I think everyone has realized this, just nobody has mentioned it.

This could be another potential disaster.


----------



## Johnny Mac (May 6, 2003)

> Originally posted by <b>1/2man-1/2incredible</b>!
> i can;t believe nobody has realized this yet..wasnt this one of the reasons marbury was traded to pheonix because of his constant bashing and making fun of Van horn...i know it wasn;t a big part of the trade but it was a huge distraction all year and that did play a part in trading him.... i wonder how long it will take for these two to start butting heads again in NYC
> 
> do you think KVH is on his way out with Marbury coming in?


you're really late on this. If you look at the other thread about the trade (its about 11 pages long) you'll see that people realized Marbury and KVH would be on the same team at about page 2-3. 
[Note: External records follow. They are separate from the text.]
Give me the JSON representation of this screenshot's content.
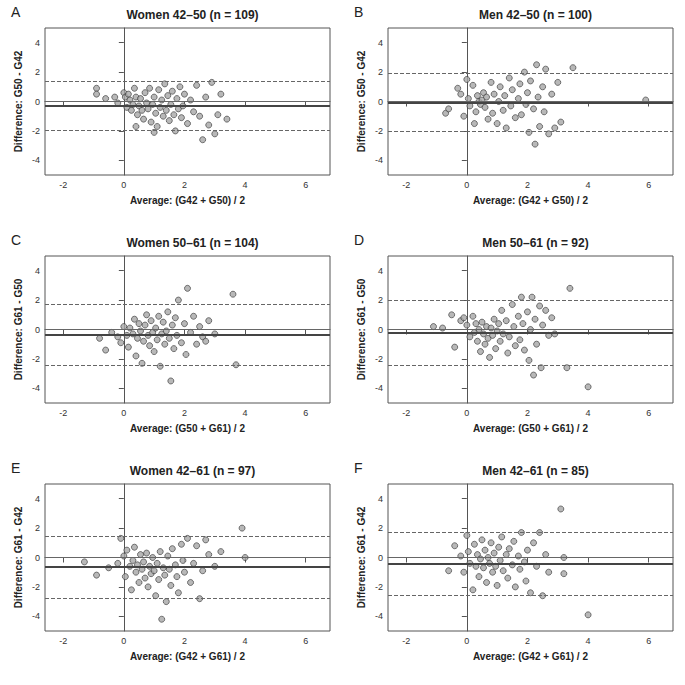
{
  "chart_data": [
    {
      "type": "scatter",
      "panel": "A",
      "title": "Women 42–50 (n = 109)",
      "x_label": "Average: (G42 + G50) / 2",
      "y_label": "Difference: G50 - G42",
      "x": [
        -0.9,
        -0.9,
        -0.6,
        -0.3,
        -0.2,
        0,
        0.05,
        0.1,
        0.15,
        0.2,
        0.25,
        0.3,
        0.35,
        0.4,
        0.45,
        0.5,
        0.55,
        0.6,
        0.65,
        0.7,
        0.75,
        0.8,
        0.85,
        0.9,
        0.95,
        1.0,
        1.05,
        1.1,
        1.15,
        1.2,
        1.25,
        1.3,
        1.35,
        1.4,
        1.45,
        1.5,
        1.55,
        1.6,
        1.65,
        1.7,
        1.75,
        1.8,
        1.85,
        1.9,
        1.95,
        2.0,
        2.1,
        2.2,
        2.3,
        2.4,
        2.5,
        2.6,
        2.7,
        2.8,
        2.9,
        3.0,
        3.1,
        3.2,
        3.4,
        1.0,
        0.4
      ],
      "values": [
        0.9,
        0.5,
        0.2,
        0.3,
        -0.1,
        0.6,
        0.3,
        -0.4,
        0.5,
        0.1,
        -0.6,
        -0.2,
        0.9,
        0.3,
        -0.9,
        -0.3,
        0.2,
        -0.6,
        -1.2,
        0.6,
        -0.1,
        -0.5,
        0.9,
        -1.4,
        -0.2,
        0.3,
        -0.8,
        -1.7,
        0.8,
        -0.4,
        0.1,
        -1.0,
        1.2,
        -0.6,
        0.4,
        -1.3,
        -0.2,
        0.7,
        -0.9,
        -2.0,
        0.2,
        -0.5,
        1.0,
        -1.1,
        -0.3,
        0.5,
        -1.5,
        0.1,
        -0.7,
        1.1,
        -1.0,
        -2.6,
        0.3,
        -1.6,
        1.3,
        -2.2,
        -0.9,
        0.5,
        -1.2,
        -2.1,
        -1.7
      ],
      "zero_line": 0,
      "mean_difference": -0.3,
      "limits_of_agreement": [
        -1.95,
        1.35
      ],
      "xlim": [
        -2.6,
        6.8
      ],
      "ylim": [
        -5,
        5
      ],
      "xticks": [
        -2,
        0,
        2,
        4,
        6
      ],
      "yticks": [
        -4,
        -2,
        0,
        2,
        4
      ],
      "color": "#a6a6a6",
      "marker": "circle",
      "grid": false
    },
    {
      "type": "scatter",
      "panel": "B",
      "title": "Men 42–50 (n = 100)",
      "x_label": "Average: (G42 + G50) / 2",
      "y_label": "Difference: G50 - G42",
      "x": [
        -0.7,
        -0.6,
        -0.3,
        -0.2,
        -0.1,
        0,
        0.05,
        0.1,
        0.2,
        0.25,
        0.3,
        0.35,
        0.4,
        0.45,
        0.5,
        0.55,
        0.6,
        0.65,
        0.7,
        0.8,
        0.85,
        0.9,
        1.0,
        1.05,
        1.1,
        1.2,
        1.25,
        1.3,
        1.4,
        1.45,
        1.5,
        1.6,
        1.7,
        1.75,
        1.8,
        1.9,
        1.95,
        2.0,
        2.05,
        2.1,
        2.2,
        2.25,
        2.3,
        2.35,
        2.4,
        2.5,
        2.55,
        2.6,
        2.7,
        2.8,
        2.9,
        3.0,
        3.1,
        3.5,
        5.9
      ],
      "values": [
        -0.8,
        -0.5,
        0.9,
        0.5,
        -1.0,
        1.5,
        0.2,
        -0.3,
        1.1,
        -1.5,
        -0.7,
        0.4,
        0.0,
        -0.2,
        0.1,
        0.6,
        -0.4,
        0.3,
        -1.2,
        1.3,
        -0.8,
        0.5,
        -1.5,
        0.0,
        1.0,
        -0.6,
        0.4,
        -1.8,
        1.6,
        -0.3,
        0.8,
        -1.1,
        0.2,
        1.2,
        -0.9,
        2.0,
        -0.2,
        0.6,
        -2.1,
        1.4,
        -0.5,
        -2.9,
        2.5,
        0.3,
        -1.7,
        1.0,
        -0.7,
        2.2,
        -2.2,
        0.5,
        -1.8,
        1.3,
        -1.4,
        2.3,
        0.1
      ],
      "zero_line": 0,
      "mean_difference": -0.1,
      "limits_of_agreement": [
        -2.05,
        1.9
      ],
      "xlim": [
        -2.6,
        6.8
      ],
      "ylim": [
        -5,
        5
      ],
      "xticks": [
        -2,
        0,
        2,
        4,
        6
      ],
      "yticks": [
        -4,
        -2,
        0,
        2,
        4
      ],
      "color": "#a6a6a6",
      "marker": "circle",
      "grid": false
    },
    {
      "type": "scatter",
      "panel": "C",
      "title": "Women 50–61 (n = 104)",
      "x_label": "Average: (G50 + G61) / 2",
      "y_label": "Difference: G61 - G50",
      "x": [
        -0.8,
        -0.6,
        -0.4,
        -0.2,
        -0.1,
        0,
        0.1,
        0.15,
        0.2,
        0.3,
        0.35,
        0.4,
        0.45,
        0.5,
        0.55,
        0.6,
        0.65,
        0.7,
        0.75,
        0.8,
        0.85,
        0.9,
        0.95,
        1.0,
        1.05,
        1.1,
        1.15,
        1.2,
        1.25,
        1.3,
        1.35,
        1.4,
        1.45,
        1.5,
        1.55,
        1.6,
        1.65,
        1.7,
        1.75,
        1.8,
        1.9,
        2.0,
        2.05,
        2.1,
        2.2,
        2.3,
        2.4,
        2.5,
        2.6,
        2.7,
        2.8,
        3.0,
        3.6,
        3.7
      ],
      "values": [
        -0.6,
        -1.4,
        -0.2,
        -0.5,
        -0.9,
        0.2,
        -0.4,
        -1.2,
        0.1,
        -0.3,
        0.7,
        -1.8,
        -0.6,
        0.4,
        -0.1,
        -2.3,
        -0.8,
        0.3,
        1.0,
        -0.4,
        -1.1,
        0.6,
        -0.2,
        -1.5,
        0.1,
        -0.7,
        0.9,
        -2.5,
        -0.3,
        0.5,
        -1.0,
        -0.1,
        1.2,
        -0.6,
        -3.5,
        0.3,
        -1.3,
        0.8,
        -0.4,
        2.0,
        -0.9,
        0.4,
        -1.7,
        2.8,
        -0.2,
        0.9,
        -1.0,
        0.2,
        -0.5,
        -0.8,
        0.6,
        -0.3,
        2.4,
        -2.4
      ],
      "zero_line": 0,
      "mean_difference": -0.35,
      "limits_of_agreement": [
        -2.4,
        1.7
      ],
      "xlim": [
        -2.6,
        6.8
      ],
      "ylim": [
        -5,
        5
      ],
      "xticks": [
        -2,
        0,
        2,
        4,
        6
      ],
      "yticks": [
        -4,
        -2,
        0,
        2,
        4
      ],
      "color": "#a6a6a6",
      "marker": "circle",
      "grid": false
    },
    {
      "type": "scatter",
      "panel": "D",
      "title": "Men 50–61 (n = 92)",
      "x_label": "Average: (G50 + G61) / 2",
      "y_label": "Difference: G61 - G50",
      "x": [
        -1.1,
        -0.8,
        -0.5,
        -0.4,
        -0.2,
        -0.1,
        0,
        0.1,
        0.2,
        0.25,
        0.3,
        0.35,
        0.4,
        0.45,
        0.5,
        0.55,
        0.6,
        0.65,
        0.7,
        0.75,
        0.8,
        0.85,
        0.9,
        0.95,
        1.0,
        1.05,
        1.1,
        1.15,
        1.2,
        1.3,
        1.35,
        1.4,
        1.5,
        1.55,
        1.6,
        1.7,
        1.75,
        1.8,
        1.85,
        1.9,
        2.0,
        2.05,
        2.1,
        2.15,
        2.2,
        2.25,
        2.3,
        2.4,
        2.45,
        2.5,
        2.6,
        2.7,
        2.8,
        2.9,
        3.3,
        3.4,
        4.0
      ],
      "values": [
        0.2,
        0.1,
        1.0,
        -1.2,
        0.6,
        0.8,
        0.3,
        -0.5,
        0.9,
        -0.2,
        0.4,
        -0.8,
        0.0,
        -1.5,
        0.5,
        -0.3,
        -1.0,
        0.2,
        -0.6,
        -1.9,
        0.1,
        -0.4,
        0.7,
        -1.3,
        -0.1,
        0.4,
        -0.8,
        1.3,
        -0.3,
        0.6,
        -1.6,
        -0.5,
        1.7,
        0.2,
        -1.1,
        0.9,
        -0.7,
        2.2,
        0.4,
        -1.4,
        1.2,
        -2.1,
        0.0,
        2.2,
        -3.1,
        0.7,
        -1.0,
        1.6,
        -2.6,
        0.3,
        1.3,
        -0.4,
        0.8,
        -0.3,
        -2.6,
        2.8,
        -3.9
      ],
      "zero_line": 0,
      "mean_difference": -0.2,
      "limits_of_agreement": [
        -2.4,
        2.0
      ],
      "xlim": [
        -2.6,
        6.8
      ],
      "ylim": [
        -5,
        5
      ],
      "xticks": [
        -2,
        0,
        2,
        4,
        6
      ],
      "yticks": [
        -4,
        -2,
        0,
        2,
        4
      ],
      "color": "#a6a6a6",
      "marker": "circle",
      "grid": false
    },
    {
      "type": "scatter",
      "panel": "E",
      "title": "Women 42–61 (n = 97)",
      "x_label": "Average: (G42 + G61) / 2",
      "y_label": "Difference: G61 - G42",
      "x": [
        -1.3,
        -0.9,
        -0.5,
        -0.2,
        -0.1,
        0,
        0.05,
        0.1,
        0.2,
        0.25,
        0.3,
        0.35,
        0.4,
        0.45,
        0.5,
        0.55,
        0.6,
        0.65,
        0.7,
        0.75,
        0.8,
        0.85,
        0.9,
        0.95,
        1.0,
        1.05,
        1.1,
        1.15,
        1.2,
        1.25,
        1.3,
        1.35,
        1.4,
        1.45,
        1.5,
        1.55,
        1.6,
        1.7,
        1.75,
        1.8,
        1.9,
        1.95,
        2.0,
        2.1,
        2.2,
        2.3,
        2.4,
        2.5,
        2.6,
        2.7,
        2.8,
        3.0,
        3.2,
        3.9,
        4.0
      ],
      "values": [
        -0.3,
        -1.2,
        -0.7,
        -0.4,
        1.3,
        0.1,
        -1.3,
        0.5,
        -0.6,
        -2.2,
        -0.2,
        0.7,
        -1.0,
        -0.5,
        -1.7,
        0.2,
        -0.8,
        -0.3,
        -1.4,
        0.3,
        -2.0,
        -0.6,
        -1.1,
        0.0,
        -0.9,
        -2.6,
        -0.4,
        -1.5,
        0.4,
        -4.2,
        -0.7,
        -1.2,
        -3.0,
        0.1,
        -0.8,
        -1.9,
        0.6,
        -0.5,
        -1.3,
        -2.4,
        0.9,
        -0.2,
        -1.0,
        1.3,
        -1.7,
        -0.4,
        0.8,
        -2.8,
        -0.9,
        1.2,
        0.2,
        -0.6,
        0.4,
        2.0,
        0.0
      ],
      "zero_line": 0,
      "mean_difference": -0.65,
      "limits_of_agreement": [
        -2.75,
        1.45
      ],
      "xlim": [
        -2.6,
        6.8
      ],
      "ylim": [
        -5,
        5
      ],
      "xticks": [
        -2,
        0,
        2,
        4,
        6
      ],
      "yticks": [
        -4,
        -2,
        0,
        2,
        4
      ],
      "color": "#a6a6a6",
      "marker": "circle",
      "grid": false
    },
    {
      "type": "scatter",
      "panel": "F",
      "title": "Men 42–61 (n = 85)",
      "x_label": "Average: (G42 + G61) / 2",
      "y_label": "Difference: G61 - G42",
      "x": [
        -0.6,
        -0.4,
        -0.2,
        -0.1,
        0,
        0.05,
        0.1,
        0.2,
        0.25,
        0.3,
        0.35,
        0.4,
        0.45,
        0.5,
        0.55,
        0.6,
        0.65,
        0.7,
        0.75,
        0.8,
        0.85,
        0.9,
        0.95,
        1.0,
        1.05,
        1.1,
        1.15,
        1.2,
        1.3,
        1.35,
        1.4,
        1.5,
        1.55,
        1.6,
        1.7,
        1.75,
        1.8,
        1.9,
        1.95,
        2.0,
        2.1,
        2.2,
        2.3,
        2.4,
        2.5,
        2.6,
        2.7,
        3.1,
        3.2,
        3.2,
        4.0
      ],
      "values": [
        -0.9,
        0.8,
        0.1,
        -1.0,
        1.5,
        0.4,
        -0.4,
        -2.2,
        0.9,
        -0.6,
        0.2,
        -1.3,
        -0.1,
        1.2,
        -0.7,
        0.5,
        -1.7,
        0.0,
        -0.4,
        1.0,
        -1.0,
        0.3,
        -0.6,
        -1.9,
        0.7,
        -0.2,
        1.4,
        -0.9,
        0.2,
        -1.4,
        0.6,
        -0.5,
        1.1,
        -2.0,
        0.1,
        -0.8,
        1.7,
        -0.3,
        -1.6,
        0.5,
        -2.4,
        1.0,
        -0.6,
        1.7,
        -2.6,
        0.2,
        -1.0,
        3.3,
        0.0,
        -1.1,
        -3.9
      ],
      "zero_line": 0,
      "mean_difference": -0.4,
      "limits_of_agreement": [
        -2.55,
        1.75
      ],
      "xlim": [
        -2.6,
        6.8
      ],
      "ylim": [
        -5,
        5
      ],
      "xticks": [
        -2,
        0,
        2,
        4,
        6
      ],
      "yticks": [
        -4,
        -2,
        0,
        2,
        4
      ],
      "color": "#a6a6a6",
      "marker": "circle",
      "grid": false
    }
  ]
}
Its okay to be later, just try not to show it


----------



## knickstorm (Jun 22, 2003)

1/2 awake and 1/2 conscious, please go back to sleep, thats the 2nd straight belated post


----------



## rainman (Jul 15, 2002)

your thread should have read marbury and anyone else,uh oh.why do you think he's been traded so many times?


----------



## NYKBaller (Oct 29, 2003)

KVH out for a younger 3?


----------



## HoustonHoopa33 (Jan 2, 2004)

In NJ, all the offense WAS was KVH and Marbury...so it forced a lot of unwanted pressure, particularly for KVH. Now, along with Houston, there is a 3rd scorer to help ease the situation, so I'm thinking there will be better play between KVH and Starbury.


----------



## kg_mvp03-04 (Jul 24, 2003)

i hope that starbury kicks keith van homos *** to try and toughen this pansy up.


----------